We're done! Now we are able to unzip all files, including our hidden items. In the Open() example, we built a list of zipped files. Those files can be unzipped like this:

private void UnZipFiles(string destinationDirectoryName)
{
   ZipFile zipFile = new ZipFile(txtZipFileName.Text);

   if (chkDecrypt.Checked)
   { //decrypt zip file
     zipFile.Password = txtOpenPassword.Text;
   }

   foreach (ListViewItem viewItem in lvAll.SelectedItems)
   {
     ICSharpCode.SharpZipLib.Zip.ZipEntry zipEntry = 
         viewItem.Tag as ICSharpCode.SharpZipLib.Zip.ZipEntry;
     if (zipEntry != null)
     {
         Stream inputStream = zipFile.GetInputStream(zipEntry);
         FileStream fileStream = new FileStream(
                 Path.Combine(destinationDirectoryName, zipEntry.Name),
                 FileMode.Create);
         CopyStream(inputStream, fileStream);
         fileStream.Close();
         inputStream.Close();
     }
   }
   zipFile.Close();
}

As the above example shows, there's no difference anymore between visible and hidden Zip entries. Our adapted SharpZipLib treats both variations just fine. If the ZipEntry.IsVisible property is set to false before zipping the file, it will be hidden from the central directory, but applications that use this adapted version of SharpZipLib and HasSuccessor/GetAttachedEntry instead of the directory indexer will still be able to find and unzip them.

The demo application

The demo application can create new Zip archives or edit existing files. You can add/remove visible and invisible files, and add encryption to an existing archive. On this screenshot, an invisible file is being inserted into an existing archive with two normal files. Visible files are also listed in the right box, that's just a preview on how a common Zip application is going to display the content.

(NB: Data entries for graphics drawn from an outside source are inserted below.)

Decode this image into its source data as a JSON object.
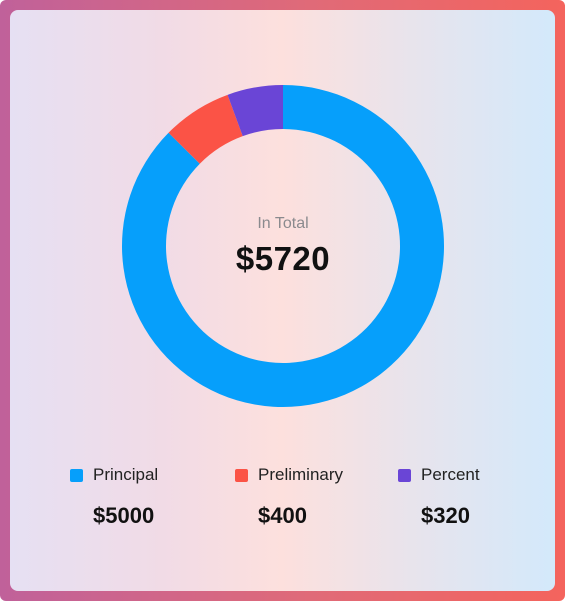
{
  "chart_data": {
    "type": "pie",
    "subtype": "donut",
    "center": {
      "label": "In Total",
      "value": "$5720"
    },
    "slices": [
      {
        "name": "Principal",
        "value": 5000,
        "display": "$5000",
        "color": "#069ffb"
      },
      {
        "name": "Preliminary",
        "value": 400,
        "display": "$400",
        "color": "#fb5346"
      },
      {
        "name": "Percent",
        "value": 320,
        "display": "$320",
        "color": "#6a45d6"
      }
    ],
    "legend_position": "bottom"
  }
}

The check boxes in the left list indicate whether or not a file is in the central directory. To hide a file from common Zip applications, simply un-check it. To remove a file from the archive, mark it in the left list and press [delete]. You can extract any files, hidden or not, by marking them and clicking "Extract selected files".

add a file

"Save changes" asks for a new file name. When the user has selected a destination, the files from the Zip file and the newly added files get deflated and stored in a new archive. The new archive is opened and can be edited or encrypted.

On this screenshot, the new archive with one hidden and two visible files has just been saved and is about to be encrypted with the password "hello".

encrypt an archive

Caution: If possible, you should avoid encryption, or at least edit/save an unencrypted archive and add encryption as the very last step. Sometimes it works, sometimes you lose all hidden files except the first one. :-(

Usually, the first encryption works well, but re-saving the already encrypted archive makes the local file headers untraceable. Especially when there is more than one invisible file in the archive, only try encryption, if everything else is already saved properly.